The disease may be primary when associated with the abnormal but slow multiplication of a single B-cell in the bone marrow, and is also known as a CAD-associated lymphoproliferative disorder (CAD-LPD). Secondary CAD occurs as a complication stemming from other conditions.

CAD-LPD differs from B-cell-related blood cancers such as CLL, and distinguishing the conditions is critical because therapeutic strategies are distinct.

In the report, a team of researchers in Japan described the case of a woman initially diagnosed with and treated for CLL who was eventually diagnosed with CAD and successfully treated with Enjaymo. Administered directly into the bloodstream, Enjaymo is a complement-suppressor therapy approved to reduce red blood cell destruction in adults with CAD.

The woman, in her 50s, had experienced progressive fatigue and yellowing of the skin and whites of the eyes during colder seasons for about three years.

A physical examination detected enlargement of the spleen and lymph nodes, as well as cold-induced Raynaud’s phenomenon, a common CAD symptom in which extremities become cold, numb, and painful, and turn white or blue.

Blood tests showed low hemoglobin (the protein that carries oxygen in red blood cells), an elevated number of immature red blood cells, and high levels of lactate dehydrogenase and bilirubin — all signs of hemolysis.

The Coombs test, which detects antibodies and/or complement proteins bound to red blood cells, came back positive for the complement protein C3d, a hallmark of CAD. The woman also had high levels of cold agglutinins.

However, analysis of bone marrow revealed a small clonal B-cell population and molecular markers consistent with a CLL-like profile. Even though there were no other hallmarks of CLL, the woman was experiencing severe hemolysis that required frequent blood transfusions, prompting the doctors to start treatment with ibrutinib (sold as Imbruvica), which is approved for CLL.

The treatment failed to reduce hemolysis, as well as subsequent treatment with venetoclax (sold as Venclexta and Venclyxto) plus rituximab (sold as Rituxan and others, with biosimilars available) — a combination approved for CLL.

Genetic tests on bone marrow cells identified a mutation in the KMT2D gene, which is involved in B-cell growth and maturation. Mutations in this gene have been associated with CAD.

Based on these findings, the presence of complement-mediated hemolysis, and resistance to B-cell target therapies, “the diagnosis was revised to CAD-LPD,” the researchers wrote.

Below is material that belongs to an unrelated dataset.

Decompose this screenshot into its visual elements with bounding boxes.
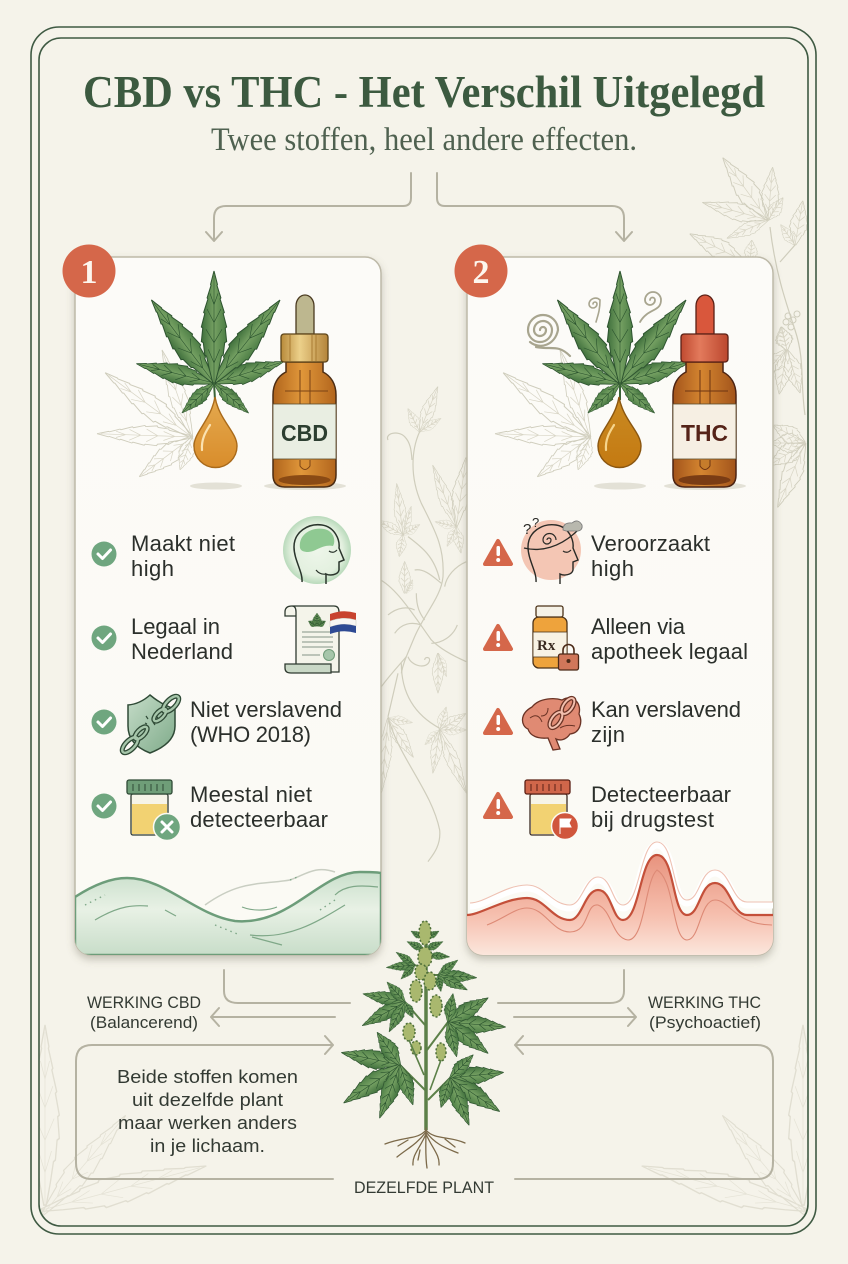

The woman was switched to Enjaymo, which gradually increased her hemoglobin levels and normalized levels of hemolysis markers, without adverse events. After one year, the woman remained stable on Enjaymo.

“This case illustrates a common diagnostic pitfall in CAD: minimal bone marrow involvement by a clonal B-cell population with a CLL-like [profile] can lead to misclassification as CLL,” the researchers wrote. It also “underscores the value of molecular profiling in guiding appropriate therapy.”